ChanelMuslim.com – Sahabat Muslim, jangan ragu untuk terus berbuat kebaikan walau diri kita masih penuh dosa. Tidak ada larangan untuk selalu berbuat baik. Selain itu, tidak ada manusia yang luput dari dosa. Oleh sebab itu, justru kebaikan-kebaikan kitalah yang nantinya bisa menghapus dosa-dosa tersebut.
Oleh: Ustaz Farid Nu’man Hasan
Baca Juga: Kaum Ibu Turut Membangun Masyarakat dengan Menebar Kebaikan
Terus Berbuat Kebaikan walau Masih Penuh Dosa
Saudaraku, Apa yang kau anggap atas dirimu sendiri? Begitu banyakkah dosa dan noda? Ketahuilah, setiap manusia –siapa pun dia- juga memiliki kesalahan, dan sebaik-baik manusia yang membuat kesalahan adalah yang mau bertaubat.
Mari jadilah yang terbaik.
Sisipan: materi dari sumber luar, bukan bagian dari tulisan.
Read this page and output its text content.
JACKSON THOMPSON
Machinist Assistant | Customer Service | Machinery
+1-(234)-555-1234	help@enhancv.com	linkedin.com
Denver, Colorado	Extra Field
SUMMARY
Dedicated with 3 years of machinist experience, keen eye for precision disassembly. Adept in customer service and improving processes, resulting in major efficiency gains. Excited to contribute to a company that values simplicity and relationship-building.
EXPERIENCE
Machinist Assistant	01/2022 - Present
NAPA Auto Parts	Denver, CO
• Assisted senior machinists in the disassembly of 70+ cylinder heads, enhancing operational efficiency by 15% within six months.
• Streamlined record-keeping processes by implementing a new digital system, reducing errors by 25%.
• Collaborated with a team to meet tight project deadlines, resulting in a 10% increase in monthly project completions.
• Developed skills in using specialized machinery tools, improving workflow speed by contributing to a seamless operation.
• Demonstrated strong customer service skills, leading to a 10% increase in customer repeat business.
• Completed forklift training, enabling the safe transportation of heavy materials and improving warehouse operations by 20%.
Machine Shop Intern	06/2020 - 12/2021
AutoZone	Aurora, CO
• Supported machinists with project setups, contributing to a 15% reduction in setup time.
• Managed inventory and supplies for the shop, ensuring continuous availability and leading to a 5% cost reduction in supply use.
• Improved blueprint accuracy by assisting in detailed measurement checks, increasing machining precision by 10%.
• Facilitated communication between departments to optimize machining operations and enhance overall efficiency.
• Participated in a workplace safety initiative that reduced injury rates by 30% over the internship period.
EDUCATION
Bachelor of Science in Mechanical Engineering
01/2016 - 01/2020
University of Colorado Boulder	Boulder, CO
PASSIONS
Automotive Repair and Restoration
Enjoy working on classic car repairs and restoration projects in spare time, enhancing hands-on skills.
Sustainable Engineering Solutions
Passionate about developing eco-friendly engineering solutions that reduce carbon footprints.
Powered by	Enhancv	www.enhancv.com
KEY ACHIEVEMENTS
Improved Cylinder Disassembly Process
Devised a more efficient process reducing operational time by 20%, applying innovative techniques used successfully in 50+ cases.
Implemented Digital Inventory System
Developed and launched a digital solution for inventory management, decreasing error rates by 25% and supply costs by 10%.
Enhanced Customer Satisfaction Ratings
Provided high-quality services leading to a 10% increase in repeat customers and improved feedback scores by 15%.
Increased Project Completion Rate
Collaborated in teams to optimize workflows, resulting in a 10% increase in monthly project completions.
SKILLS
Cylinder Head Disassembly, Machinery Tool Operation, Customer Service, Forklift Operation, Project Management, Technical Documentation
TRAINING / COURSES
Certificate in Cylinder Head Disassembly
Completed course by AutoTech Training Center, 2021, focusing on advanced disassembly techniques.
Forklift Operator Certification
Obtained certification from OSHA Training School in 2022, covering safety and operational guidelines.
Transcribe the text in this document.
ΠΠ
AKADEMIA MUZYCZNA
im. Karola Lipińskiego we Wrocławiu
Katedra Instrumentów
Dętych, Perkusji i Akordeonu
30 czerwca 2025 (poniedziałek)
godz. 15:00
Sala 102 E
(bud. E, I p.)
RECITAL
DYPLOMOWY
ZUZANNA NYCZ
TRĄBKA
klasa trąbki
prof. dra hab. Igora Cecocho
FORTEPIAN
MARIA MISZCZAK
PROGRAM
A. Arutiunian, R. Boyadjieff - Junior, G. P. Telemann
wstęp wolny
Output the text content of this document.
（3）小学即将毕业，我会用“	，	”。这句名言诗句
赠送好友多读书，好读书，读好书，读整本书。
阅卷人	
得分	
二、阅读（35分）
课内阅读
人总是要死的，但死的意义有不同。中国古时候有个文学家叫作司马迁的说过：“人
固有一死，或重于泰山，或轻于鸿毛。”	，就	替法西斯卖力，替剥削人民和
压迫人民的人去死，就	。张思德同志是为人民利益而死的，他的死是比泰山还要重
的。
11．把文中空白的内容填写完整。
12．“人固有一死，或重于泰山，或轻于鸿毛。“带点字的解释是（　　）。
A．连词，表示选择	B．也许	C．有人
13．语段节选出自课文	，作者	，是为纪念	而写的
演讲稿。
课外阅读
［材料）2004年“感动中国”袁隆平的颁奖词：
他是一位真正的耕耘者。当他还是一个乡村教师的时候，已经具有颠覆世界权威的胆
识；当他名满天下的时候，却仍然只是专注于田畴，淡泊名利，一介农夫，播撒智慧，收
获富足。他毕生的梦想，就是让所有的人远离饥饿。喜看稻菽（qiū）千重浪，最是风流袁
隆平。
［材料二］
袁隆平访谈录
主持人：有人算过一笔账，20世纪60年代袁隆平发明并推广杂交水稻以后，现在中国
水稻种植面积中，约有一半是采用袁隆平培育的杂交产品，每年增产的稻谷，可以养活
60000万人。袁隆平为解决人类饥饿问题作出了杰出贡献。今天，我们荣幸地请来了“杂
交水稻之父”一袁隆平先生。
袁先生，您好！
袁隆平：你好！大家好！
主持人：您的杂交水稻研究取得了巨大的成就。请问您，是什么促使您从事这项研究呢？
Saudaraku, Apa yang menghalangimu membela agamamu? Apa yang merintangimu beramal demi kejayaan Islam dan kaum muslimin?
Dosa, noda, dan maksiat itu? Ketahuilah, jika kau diam saja, tidak beramal karena merasa belum pantas berjuang, masih jauh dari sempurna, maka daftar noda dan maksiat itu semakin bertambah.
Itulah tipu daya syetan atas anak Adam, mereka menghalangi manusia dari berjuang dan hidup bersama para pejuang, dengan menciptakan keraguan di dalam hati manusia dengan menjadikan dosa-dosanya sebagai alasan.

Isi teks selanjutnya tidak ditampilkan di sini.